La compañía venía, por lo tanto, acumulando no solamente pérdidas sino también una creciente presión sobre su estructura financiera. Ahora, el concurso preventivo aparece ahora como la última herramienta de la conducción para intentar evitar que la crisis de liquidez termine en un desmembramiento de la compañía.
La dimensión de la crisis se entiende mejor al observar el recorrido de CARSA durante las últimas décadas. La empresa nació en Chaco y construyó una de las mayores redes comerciales del negocio de electrodomésticos del interior del país.
Durante su período de expansión llegó a operar más de 100 puntos de venta y su dotación se ubicó por encima de los 2.000 empleados.
En su presentación institucional histórica, la propia compañía se definía como una empresa con más de 100 puntos de venta, mientras que durante la crisis de 2018 informó públicamente que contaba con más de 2.000 colaboradores.
Ese tamaño quedó lejos de la realidad actual si se tiene en cuenta que el propio sitio institucional del grupo informa que CARSA mantiene presencia comercial en Chaco, Corrientes, Misiones, Formosa y Buenos Aires.
La operación se concentra en el norte argentino y forma parte de un grupo que también posee actividades vinculadas con logística y fabricación y venta de colchones y sommiers. La reducción de la red volvió a quedar expuesta este año cuando la compañía convocó a una asamblea para analizar una oferta por la transferencia de 45 sucursales.
La operación era de tal magnitud que Moody’s Local Argentina colocó en mayo pasado la calificación de CARSA en revisión a la baja. La calificadora advirtió que, si la transferencia se concretaba en los términos planteados, la empresa dejaría de operar esos activos y destinaría los fondos obtenidos a cancelar compromisos.

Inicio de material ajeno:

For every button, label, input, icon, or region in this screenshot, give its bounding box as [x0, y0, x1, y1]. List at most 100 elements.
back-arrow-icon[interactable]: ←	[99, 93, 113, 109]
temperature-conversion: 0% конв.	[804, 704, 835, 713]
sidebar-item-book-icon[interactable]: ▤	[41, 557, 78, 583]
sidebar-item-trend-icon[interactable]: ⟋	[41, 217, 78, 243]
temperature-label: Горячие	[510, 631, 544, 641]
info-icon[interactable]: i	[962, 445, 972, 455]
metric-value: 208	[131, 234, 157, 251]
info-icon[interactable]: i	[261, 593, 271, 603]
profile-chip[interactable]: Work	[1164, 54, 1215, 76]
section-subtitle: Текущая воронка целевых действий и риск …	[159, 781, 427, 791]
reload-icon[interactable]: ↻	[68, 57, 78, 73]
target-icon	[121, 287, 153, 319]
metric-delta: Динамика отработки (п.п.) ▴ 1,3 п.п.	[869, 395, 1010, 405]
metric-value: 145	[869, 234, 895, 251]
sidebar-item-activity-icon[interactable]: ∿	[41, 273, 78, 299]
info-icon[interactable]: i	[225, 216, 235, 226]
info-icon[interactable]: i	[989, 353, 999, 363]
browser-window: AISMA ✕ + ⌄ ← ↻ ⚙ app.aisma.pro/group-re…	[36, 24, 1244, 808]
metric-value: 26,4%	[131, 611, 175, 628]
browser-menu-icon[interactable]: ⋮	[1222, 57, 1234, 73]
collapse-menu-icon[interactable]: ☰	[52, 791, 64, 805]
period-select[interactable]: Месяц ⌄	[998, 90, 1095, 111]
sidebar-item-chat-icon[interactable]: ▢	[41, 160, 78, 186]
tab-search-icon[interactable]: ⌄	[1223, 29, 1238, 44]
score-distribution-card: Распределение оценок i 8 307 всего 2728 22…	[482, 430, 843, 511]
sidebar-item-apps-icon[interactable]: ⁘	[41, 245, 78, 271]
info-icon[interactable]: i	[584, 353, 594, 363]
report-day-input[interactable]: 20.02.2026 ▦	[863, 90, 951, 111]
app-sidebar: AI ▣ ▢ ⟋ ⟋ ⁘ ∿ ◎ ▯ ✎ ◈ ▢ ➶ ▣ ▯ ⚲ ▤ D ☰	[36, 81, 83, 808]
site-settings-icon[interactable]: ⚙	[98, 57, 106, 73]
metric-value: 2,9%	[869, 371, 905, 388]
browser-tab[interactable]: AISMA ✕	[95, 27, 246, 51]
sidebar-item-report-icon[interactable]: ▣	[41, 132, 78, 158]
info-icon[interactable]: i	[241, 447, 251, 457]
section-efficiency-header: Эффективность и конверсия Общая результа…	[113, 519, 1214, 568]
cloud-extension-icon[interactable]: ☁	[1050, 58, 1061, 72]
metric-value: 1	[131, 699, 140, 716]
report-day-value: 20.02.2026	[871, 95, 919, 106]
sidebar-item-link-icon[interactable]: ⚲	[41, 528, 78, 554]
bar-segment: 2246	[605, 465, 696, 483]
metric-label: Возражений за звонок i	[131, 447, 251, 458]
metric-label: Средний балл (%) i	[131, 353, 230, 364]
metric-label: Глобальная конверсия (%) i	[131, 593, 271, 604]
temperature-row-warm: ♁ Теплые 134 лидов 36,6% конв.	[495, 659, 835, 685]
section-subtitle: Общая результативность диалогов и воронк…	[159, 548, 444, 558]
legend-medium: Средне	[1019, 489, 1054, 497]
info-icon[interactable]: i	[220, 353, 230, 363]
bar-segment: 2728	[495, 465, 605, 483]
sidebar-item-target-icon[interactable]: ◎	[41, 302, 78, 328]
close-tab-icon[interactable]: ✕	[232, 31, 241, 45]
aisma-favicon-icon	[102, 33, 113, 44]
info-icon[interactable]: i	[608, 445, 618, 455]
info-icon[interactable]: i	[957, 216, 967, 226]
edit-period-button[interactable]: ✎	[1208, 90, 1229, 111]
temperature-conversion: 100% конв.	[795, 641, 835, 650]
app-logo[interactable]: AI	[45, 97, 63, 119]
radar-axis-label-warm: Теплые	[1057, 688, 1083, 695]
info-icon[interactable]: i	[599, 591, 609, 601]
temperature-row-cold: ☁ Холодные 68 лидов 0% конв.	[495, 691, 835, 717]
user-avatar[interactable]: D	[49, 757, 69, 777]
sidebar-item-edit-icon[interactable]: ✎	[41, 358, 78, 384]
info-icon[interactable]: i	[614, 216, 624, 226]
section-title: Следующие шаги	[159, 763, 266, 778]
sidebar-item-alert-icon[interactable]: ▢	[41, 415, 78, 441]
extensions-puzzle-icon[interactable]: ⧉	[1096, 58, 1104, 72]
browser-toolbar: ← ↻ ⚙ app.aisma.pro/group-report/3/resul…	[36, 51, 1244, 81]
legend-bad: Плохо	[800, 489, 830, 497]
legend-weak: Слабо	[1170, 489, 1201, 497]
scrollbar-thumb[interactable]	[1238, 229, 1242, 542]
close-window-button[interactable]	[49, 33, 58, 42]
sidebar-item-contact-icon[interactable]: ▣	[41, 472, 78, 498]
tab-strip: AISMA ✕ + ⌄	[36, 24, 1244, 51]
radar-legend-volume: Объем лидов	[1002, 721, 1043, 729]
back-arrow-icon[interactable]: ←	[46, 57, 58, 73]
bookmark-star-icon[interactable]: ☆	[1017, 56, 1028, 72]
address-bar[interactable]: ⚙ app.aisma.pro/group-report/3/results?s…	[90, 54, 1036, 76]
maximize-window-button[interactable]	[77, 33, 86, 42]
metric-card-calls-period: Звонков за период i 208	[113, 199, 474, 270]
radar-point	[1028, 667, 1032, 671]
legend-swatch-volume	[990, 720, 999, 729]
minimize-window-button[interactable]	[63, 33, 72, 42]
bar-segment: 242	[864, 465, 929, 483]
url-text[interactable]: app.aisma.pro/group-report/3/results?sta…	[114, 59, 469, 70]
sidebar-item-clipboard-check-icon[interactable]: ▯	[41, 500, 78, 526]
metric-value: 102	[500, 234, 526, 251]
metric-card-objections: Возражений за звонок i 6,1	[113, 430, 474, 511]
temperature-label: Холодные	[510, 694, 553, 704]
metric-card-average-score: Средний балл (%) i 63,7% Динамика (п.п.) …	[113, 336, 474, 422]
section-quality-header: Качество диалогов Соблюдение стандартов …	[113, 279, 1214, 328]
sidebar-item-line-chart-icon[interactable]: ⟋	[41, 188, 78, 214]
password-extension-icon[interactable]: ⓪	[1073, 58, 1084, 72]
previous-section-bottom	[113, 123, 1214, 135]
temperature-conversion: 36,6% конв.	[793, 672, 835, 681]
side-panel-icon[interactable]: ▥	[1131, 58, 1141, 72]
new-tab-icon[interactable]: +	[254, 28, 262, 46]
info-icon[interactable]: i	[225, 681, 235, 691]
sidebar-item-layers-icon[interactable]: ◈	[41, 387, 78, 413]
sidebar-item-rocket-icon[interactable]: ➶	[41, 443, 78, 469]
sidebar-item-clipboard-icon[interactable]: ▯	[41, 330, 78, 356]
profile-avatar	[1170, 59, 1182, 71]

Ese dato ya mostraba la profundidad del problema: la discusión ya no giraba solamente alrededor de conseguir financiamiento o renegociar vencimientos, sino de desprenderse de una parte sustancial de la estructura comercial para conseguir caja.
A la caída del consumo agregó la competencia de mercadería ingresada ilegalmente al país, la reducción de los márgenes comerciales provocada por una mayor oferta de productos importados, las dificultades generales del mercado de consumo masivo y los problemas de abastecimiento de productos considerados esenciales para la operación.
La empresa también hizo referencia a una reconfiguración de la matriz productiva argentina que, según su interpretación, beneficia a sectores poco intensivos en empleo mientras golpea a actividades tradicionales vinculadas con el comercio y el consumo.